Post WW1 and pre-WW2, the ICC & USRA tried (unsuccessfully, thank you) to merge all the railroads into semi-regional systems during the Great Depression that would be competitive and somewhat profitable after USRA almost destroyed them (They managed to destroy Colorado Midland and DL&NW here in Colorado, others were left crippled) when they effectively took over the railroads in WW1.

http://www.archives.gov/research/guide-fed-records/groups/133.html

http://www.michiganrailroads.com/RRHX/Miscellaneous/ICCPlan.htm (lists the systems)

Catastrophe averted.

Yes, MC, I recall reading something of these plans to merge the railroads in the encyclopedia in my high school library, back in the early fifties. I did not understand much, if any about them, but they did seem to be something that would be forced upon the railroads and not something that the roads were interested in.

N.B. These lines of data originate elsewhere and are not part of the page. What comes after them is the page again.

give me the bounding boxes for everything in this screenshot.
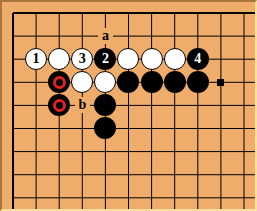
stone-black <box>164 71 186 93</box>
move-number: 2 <box>102 52 109 66</box>
stone-white <box>94 71 116 93</box>
stone-black <box>94 117 116 139</box>
circle-marker <box>53 99 66 112</box>
point-label-a: a <box>98 28 113 44</box>
stone-white <box>164 48 186 70</box>
stone-black-4: 4 <box>187 48 209 70</box>
circle-marker <box>53 76 66 89</box>
stone-black-marked <box>48 94 70 116</box>
move-number: 1 <box>33 52 40 66</box>
stone-black <box>94 94 116 116</box>
board-stones-layer: 1324ab <box>1 1 255 209</box>
star-point <box>217 79 224 86</box>
stone-black <box>141 71 163 93</box>
stone-white <box>117 48 139 70</box>
stone-black-2: 2 <box>94 48 116 70</box>
stone-white <box>71 71 93 93</box>
stone-black-marked <box>48 71 70 93</box>
move-number: 4 <box>194 52 201 66</box>
stone-white-3: 3 <box>71 48 93 70</box>
go-corner-diagram: 1324ab <box>0 0 257 211</box>
stone-white-1: 1 <box>25 48 47 70</box>
stone-black <box>117 71 139 93</box>
stone-white <box>141 48 163 70</box>
move-number: 3 <box>79 52 86 66</box>
stone-white <box>48 48 70 70</box>
stone-black <box>187 71 209 93</box>
point-label-b: b <box>75 97 90 113</box>
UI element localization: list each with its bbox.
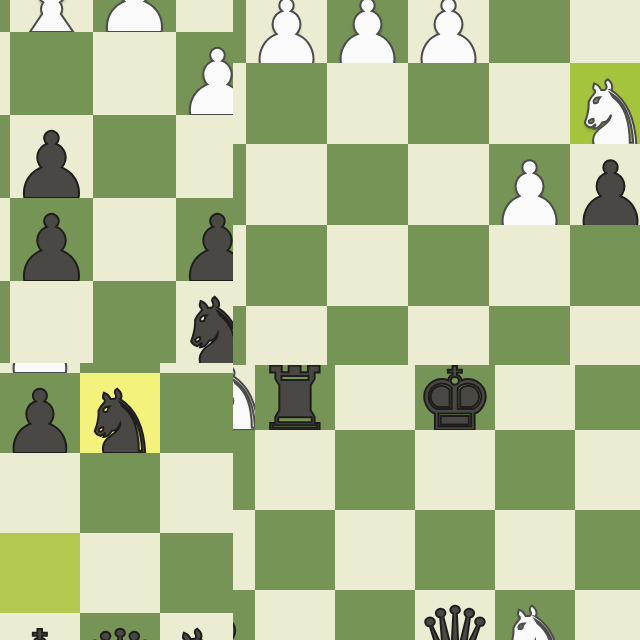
board-crop-top-right: ♟♟♟♞♟♟: [233, 0, 640, 365]
square[interactable]: ♞: [495, 590, 575, 640]
black-queen-piece[interactable]: ♛: [80, 623, 160, 640]
black-pawn-piece[interactable]: ♟: [570, 154, 640, 235]
square[interactable]: ♛: [415, 590, 495, 640]
square[interactable]: [408, 225, 489, 306]
square[interactable]: [0, 281, 10, 363]
square[interactable]: [575, 510, 640, 590]
square[interactable]: ♟: [93, 0, 176, 32]
black-knight-piece[interactable]: ♞: [160, 623, 233, 640]
square[interactable]: [233, 306, 246, 365]
square[interactable]: [0, 115, 10, 198]
highlighted-square[interactable]: [0, 533, 80, 613]
square[interactable]: [327, 63, 408, 144]
black-pawn-piece[interactable]: ♟: [0, 383, 80, 463]
square[interactable]: ♜: [255, 365, 335, 430]
square[interactable]: ♚: [0, 613, 80, 640]
square[interactable]: [489, 63, 570, 144]
square[interactable]: [489, 0, 570, 63]
square[interactable]: [335, 430, 415, 510]
square[interactable]: ♞: [160, 613, 233, 640]
square[interactable]: [233, 510, 255, 590]
square[interactable]: [327, 306, 408, 365]
highlighted-square[interactable]: ♞: [80, 373, 160, 453]
square[interactable]: ♞: [176, 281, 233, 363]
square[interactable]: [176, 0, 233, 32]
square[interactable]: [233, 430, 255, 510]
square[interactable]: [495, 430, 575, 510]
square[interactable]: [233, 225, 246, 306]
white-knight-piece[interactable]: ♞: [495, 600, 575, 640]
square[interactable]: ♞: [233, 365, 255, 430]
square[interactable]: [335, 590, 415, 640]
square[interactable]: [0, 32, 10, 115]
square[interactable]: [570, 225, 640, 306]
square[interactable]: [93, 198, 176, 281]
square[interactable]: [495, 365, 575, 430]
square[interactable]: [327, 225, 408, 306]
square[interactable]: [93, 115, 176, 198]
square[interactable]: [570, 0, 640, 63]
board-crop-bottom-right: ♞♜♚♝♛♞: [233, 365, 640, 640]
square[interactable]: ♟: [246, 0, 327, 63]
square[interactable]: [93, 32, 176, 115]
square[interactable]: [160, 373, 233, 453]
black-king-piece[interactable]: ♚: [0, 623, 80, 640]
square[interactable]: [408, 144, 489, 225]
square[interactable]: [160, 533, 233, 613]
square[interactable]: [0, 453, 80, 533]
square[interactable]: ♝: [233, 590, 255, 640]
highlighted-square[interactable]: ♞: [570, 63, 640, 144]
square[interactable]: [0, 198, 10, 281]
square[interactable]: ♚: [415, 365, 495, 430]
board-grid-top-right: ♟♟♟♞♟♟: [233, 0, 640, 365]
black-rook-piece[interactable]: ♜: [255, 365, 335, 440]
chess-board-collage: ♝♟♟♟♟♟♞ ♟♟♟♞♟♟ ♟♟♞♚♛♞ ♞♜♚♝♛♞: [0, 0, 640, 640]
square[interactable]: [335, 510, 415, 590]
square[interactable]: [415, 430, 495, 510]
square[interactable]: ♛: [80, 613, 160, 640]
square[interactable]: [495, 510, 575, 590]
square[interactable]: [233, 63, 246, 144]
square[interactable]: [80, 533, 160, 613]
board-crop-bottom-left: ♟♟♞♚♛♞: [0, 363, 233, 640]
square[interactable]: ♟: [10, 115, 93, 198]
square[interactable]: [246, 225, 327, 306]
square[interactable]: ♝: [10, 0, 93, 32]
square[interactable]: [327, 144, 408, 225]
square[interactable]: [575, 365, 640, 430]
square[interactable]: ♟: [176, 32, 233, 115]
white-pawn-piece[interactable]: ♟: [176, 42, 233, 125]
square[interactable]: [160, 453, 233, 533]
square[interactable]: [415, 510, 495, 590]
square[interactable]: [10, 281, 93, 363]
square[interactable]: ♟: [10, 198, 93, 281]
square[interactable]: [80, 453, 160, 533]
black-knight-piece[interactable]: ♞: [176, 291, 233, 363]
board-grid-bottom-right: ♞♜♚♝♛♞: [233, 365, 640, 640]
square[interactable]: [408, 63, 489, 144]
square[interactable]: [255, 510, 335, 590]
black-pawn-piece[interactable]: ♟: [10, 208, 93, 291]
square[interactable]: [489, 306, 570, 365]
square[interactable]: [0, 0, 10, 32]
square[interactable]: ♟: [327, 0, 408, 63]
square[interactable]: [233, 0, 246, 63]
board-grid-bottom-left: ♟♟♞♚♛♞: [0, 363, 233, 640]
square[interactable]: [176, 115, 233, 198]
square[interactable]: [255, 590, 335, 640]
board-crop-top-left: ♝♟♟♟♟♟♞: [0, 0, 233, 363]
square[interactable]: [335, 365, 415, 430]
square[interactable]: [489, 225, 570, 306]
square[interactable]: [408, 306, 489, 365]
square[interactable]: [246, 63, 327, 144]
square[interactable]: [233, 144, 246, 225]
black-knight-piece[interactable]: ♞: [80, 383, 160, 463]
square[interactable]: [246, 144, 327, 225]
square[interactable]: [575, 590, 640, 640]
square[interactable]: ♟: [489, 144, 570, 225]
white-pawn-piece[interactable]: ♟: [489, 154, 570, 235]
square[interactable]: ♟: [176, 198, 233, 281]
black-queen-piece[interactable]: ♛: [415, 600, 495, 640]
black-king-piece[interactable]: ♚: [415, 365, 495, 440]
square[interactable]: ♟: [408, 0, 489, 63]
square[interactable]: ♟: [570, 144, 640, 225]
square[interactable]: [575, 430, 640, 510]
square[interactable]: [10, 32, 93, 115]
square[interactable]: [255, 430, 335, 510]
square[interactable]: ♟: [0, 373, 80, 453]
square[interactable]: [160, 363, 233, 373]
square[interactable]: [93, 281, 176, 363]
square[interactable]: [570, 306, 640, 365]
board-grid-top-left: ♝♟♟♟♟♟♞: [0, 0, 233, 363]
square[interactable]: [246, 306, 327, 365]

As to the CM, I have the impression that a bunch of little boys used to playing with toy trains looked at all the routes between Denver and Salt Lake City, found the CM, and exclaimed, “This is the best route; let’s send all traffic over this line,” and had no thought at all of the power required to move the traffic–nor of how to arrange all the meets necessary on a single track line. Then, when the CM was choked with the traffic, they said, “Bad, bad, you won’t do what we asked you to do, so we are going to take all the traffic from you.” Perhaps these men should have been required to personally pay for the damage they did?

No government should finance any expansion. However the use of tax credits to allow the RRs to determine w2hat routes to build is a much better way ? Sale of these credits probably should be severely restricted to keep benefits for RRs into the long term ?

What’s the difference between government financing, and tax credits? A dollar received from the government seems no different than a dollar not paid to the government?

I recognize that fact but the RRs can much better know what improvements are needed and probably at definitely reduced cost therefore less gov costs. Adding in government bureaucrats just slows down any improvements. Rail improvements are needed to start now.